Si l’école républicaine n’est pas capable d’engager ces jeunes esprits souvent raffinés et toujours curieux sur la voie de la rationalité critique, de leur montrer que l’exercice de la raison n’est pas pantouflard et ne se réduit pas à pianoter sur une calculette, mais qu’il a su affronter, dans de très grands textes et par de pénibles découvertes, les questions les plus problématiques et les plus hautes que les hommes se sont posées depuis des millénaires, alors cette école abandonne les esprits aux charlatans, elle suscite une soumission qui se prend pour une liberté. Si elle prend peur devant la soif d’élévation et qu’elle l’étouffe avec de la « proximité » et des « compétences », elle dégoûte les esprits qui peuvent alors se tourner vers des sirènes dont la voix est plus forte qu’un appel aux bons sentiments.
Donc à votre question, je ferai une réponse lacunaire : il faut lire Corneille et les grands textes littéraires ; il faut faire des mathématiques – celles qui démontrent et qui pour cela envoient promener les évidences – ; il faut rétablir les sciences dans leur dimension polémique et critique ; il faut rappeler en quoi le moindre geste technique contient des années et parfois des millénaires de savoir ; il faut lire les grands philosophes ; il faut écouter des musiques qui ne sont pas des narcotiques mais qui font de l’oreille un organe pensif. Il faut des nourritures fortes qui élèvent sans nuire, qui mettent les esprits debout. Mais pour porter et expliquer ces nourritures, il faut aussi des professeurs qui soient des intellectuels reconnus comme tels et fiers de l’être, et non des gentils animateurs.
© UFAL-Info, 2016.
- journal d’information de l’Union des familles laïques [↩]
Bonjour madame,
Je reprends ce que j’ai probablement déjà lu dans ce blog. Toute la morale me semble contenue dans la leçon de grammaire ou de mathématique, ou autre. La grammaire exige des règles que ni l’élève ni l’instituteur n’ont établies mais qui s’imposent à tous les locuteurs d’une même langue.
« On ne se vautre pas sur les tables » relève me semble-t-il de la discipline.
Entendu à France Inter un professeur de science face à la remarque d’une élève qui affirmait ne pas croire à la science »
Ce à quoi j’aurais répondu, si j’avais eu à vivre une telle situation : moi non plus !
Ce que j’exige de vous est d’apprendre et de faire les exercices en temps et en heure parce que telle est la règle du jeu.
Bonsoir,
La discipline élémentaire (on ne jette pas de papiers, on ne hurle pas dans les couloirs, etc.) dispose à accueillir le moment critique et rationnel, elle introduit la sérénité, le sérieux spéculatif : en ce sens elle est déjà une moralisation.
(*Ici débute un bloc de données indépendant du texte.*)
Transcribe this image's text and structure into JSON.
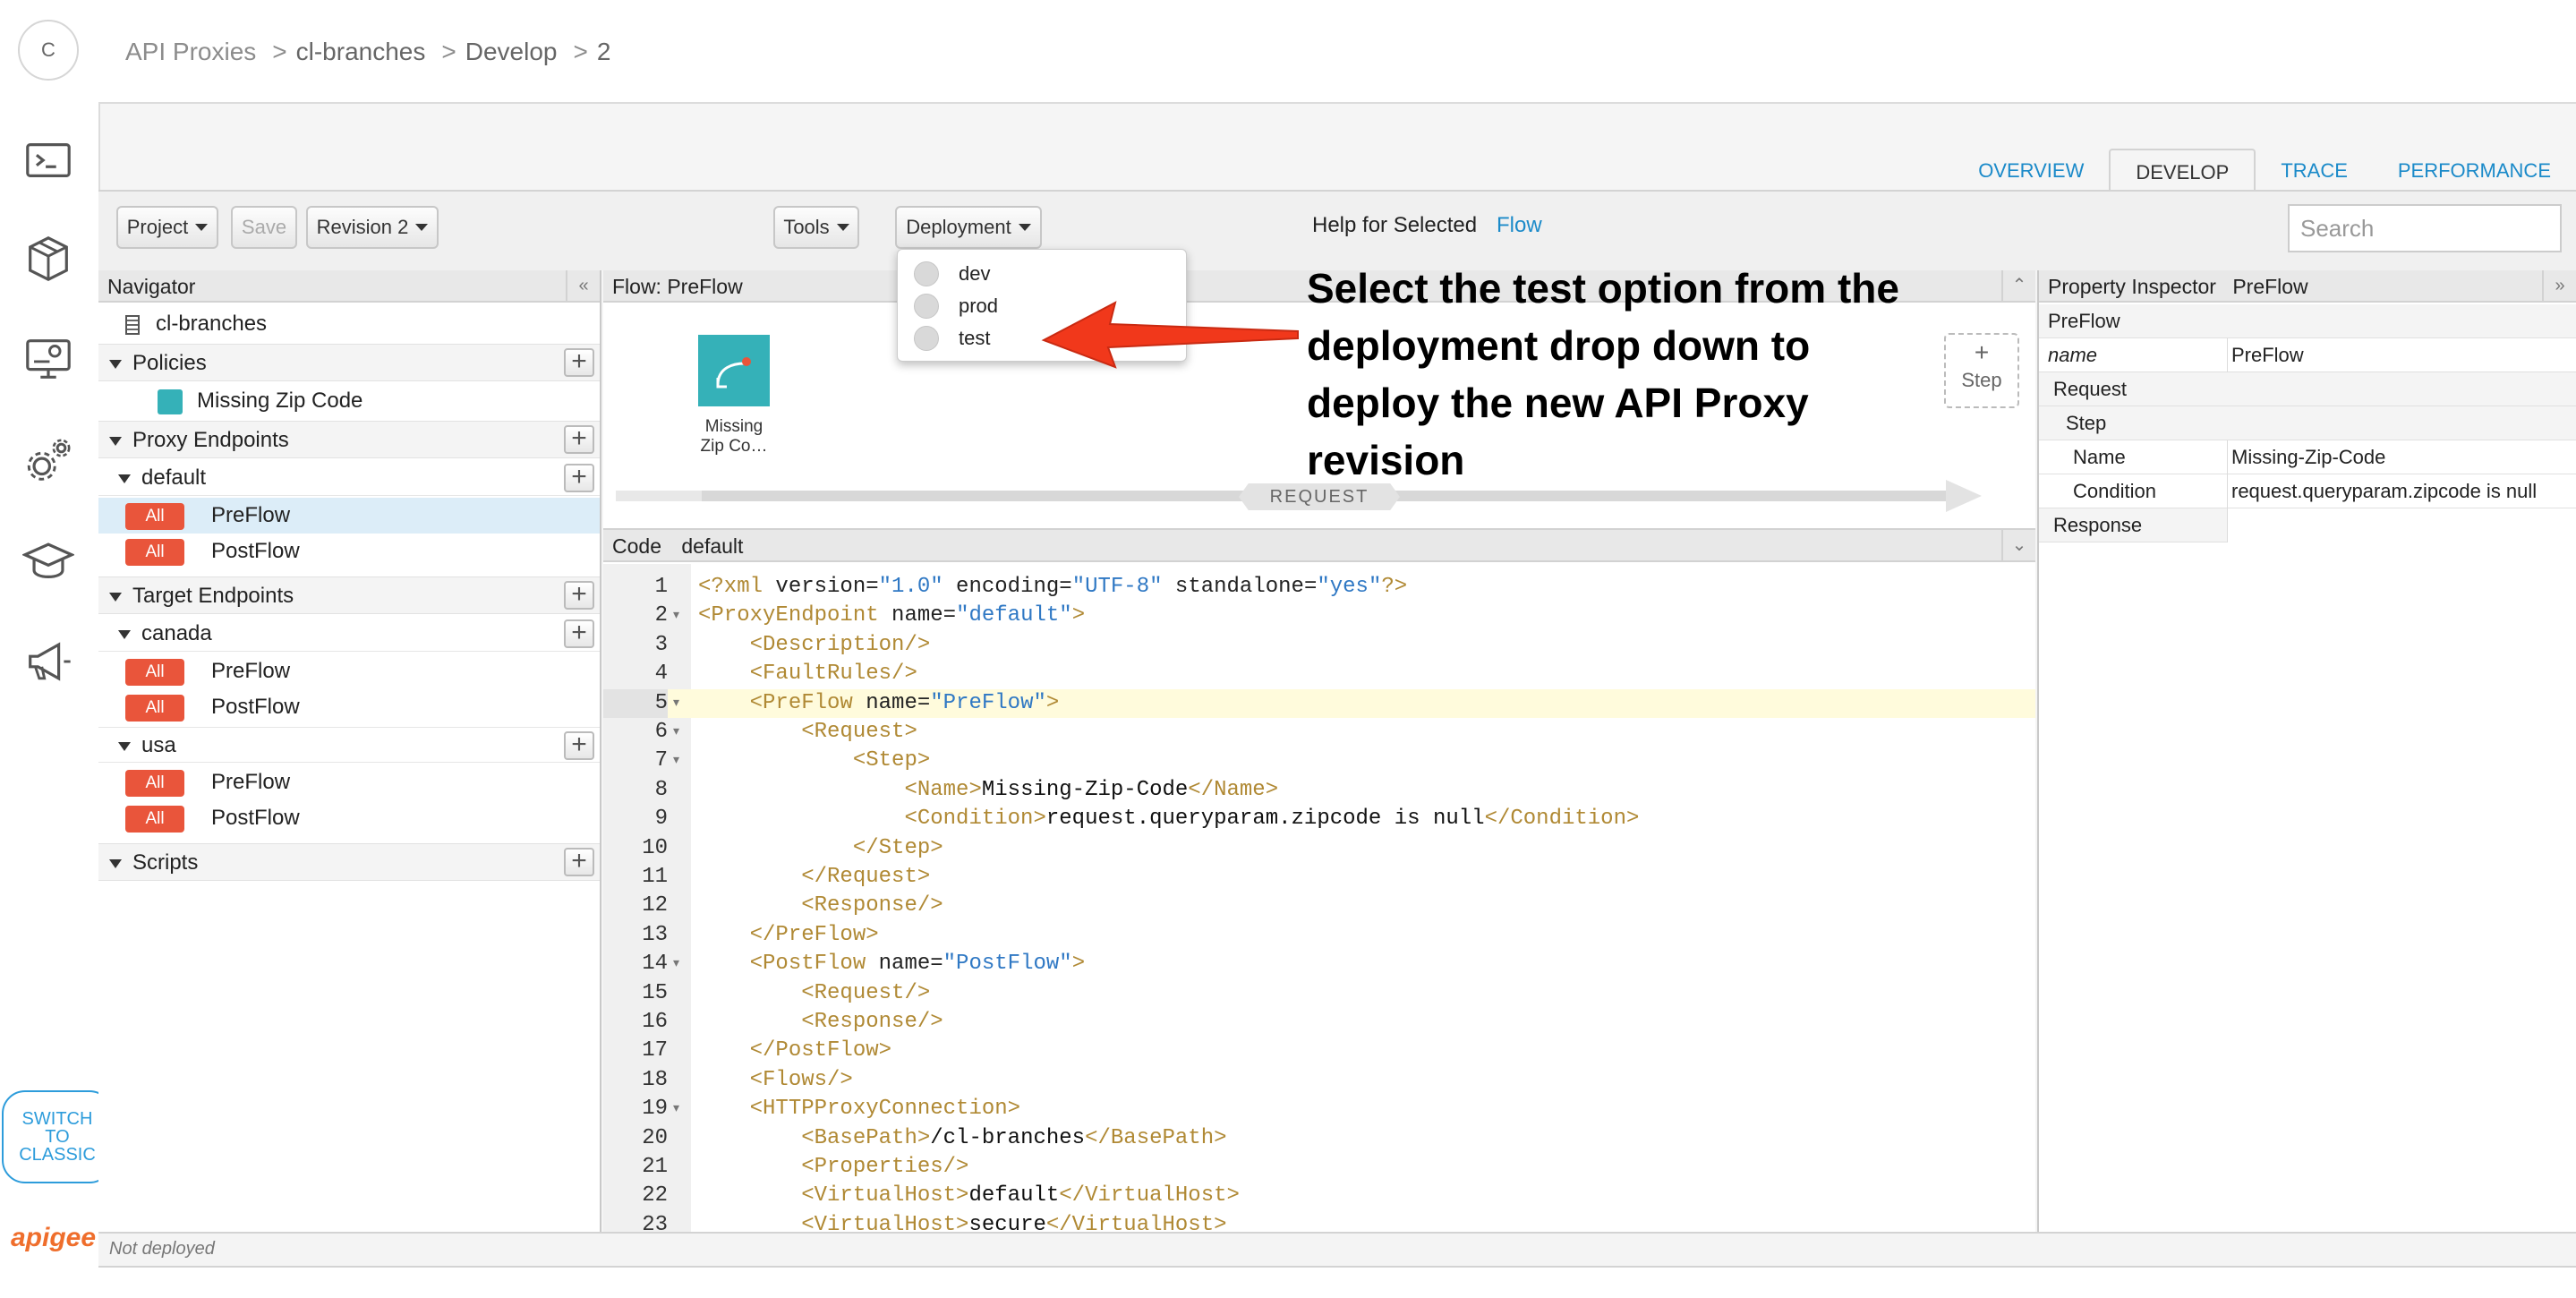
{
  "breadcrumb": {
    "items": [
      "API Proxies",
      "cl-branches",
      "Develop",
      "2"
    ]
  },
  "rail": {
    "avatar_letter": "C",
    "switch_classic": [
      "SWITCH",
      "TO",
      "CLASSIC"
    ],
    "logo": "apigee"
  },
  "tabs": [
    "OVERVIEW",
    "DEVELOP",
    "TRACE",
    "PERFORMANCE"
  ],
  "toolbar": {
    "project": "Project",
    "save": "Save",
    "revision": "Revision 2",
    "tools": "Tools",
    "deployment": "Deployment",
    "help_label": "Help for Selected",
    "help_link": "Flow",
    "search_placeholder": "Search"
  },
  "deployment_menu": [
    "dev",
    "prod",
    "test"
  ],
  "navigator": {
    "title": "Navigator",
    "proxy_name": "cl-branches",
    "policies": "Policies",
    "policy_item": "Missing Zip Code",
    "proxy_endpoints": "Proxy Endpoints",
    "default_endpoint": "default",
    "target_endpoints": "Target Endpoints",
    "canada": "canada",
    "usa": "usa",
    "scripts": "Scripts",
    "badge": "All",
    "preflow": "PreFlow",
    "postflow": "PostFlow"
  },
  "flow": {
    "title": "Flow: PreFlow",
    "policy_label_1": "Missing",
    "policy_label_2": "Zip Co…",
    "step_plus": "+",
    "step_label": "Step",
    "request_label": "REQUEST"
  },
  "code": {
    "title": "Code",
    "endpoint": "default"
  },
  "inspector": {
    "title": "Property Inspector",
    "subject": "PreFlow",
    "rows": {
      "preflow": "PreFlow",
      "name_key": "name",
      "name_val": "PreFlow",
      "request": "Request",
      "step": "Step",
      "step_name_key": "Name",
      "step_name_val": "Missing-Zip-Code",
      "condition_key": "Condition",
      "condition_val": "request.queryparam.zipcode is null",
      "response": "Response"
    }
  },
  "annotation": "Select the test option from the deployment drop down to deploy the new API Proxy revision",
  "status": "Not deployed",
  "colors": {
    "accent_blue": "#1b8ac9",
    "badge_red": "#e9553b",
    "policy_teal": "#35b1b8",
    "arrow_red": "#f1381b"
  }
}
À l’école, installer les conditions de la réflexion est plus important à mon avis que de faire du prêchi-prêcha.
La réflexion de cet élève révèle que tout est devenu opinion : tout est sur le même plan, il n’y a pas alors de discernement, on peut soutenir n’importe quoi. Or la science n’est ni une opinion ni même une conviction, on n’a pas à « croire » à la science, elle n’est pas un objet de croyance : il faut en établir les propositions et pour cela douter, falsifier des hypothèses, expérimenter, prouver, démontrer. Mais il ne s’agit nullement de « règles du jeu », on ne joue pas, il n’y a aucun arbitraire, aucune convention, aucun « contrat ».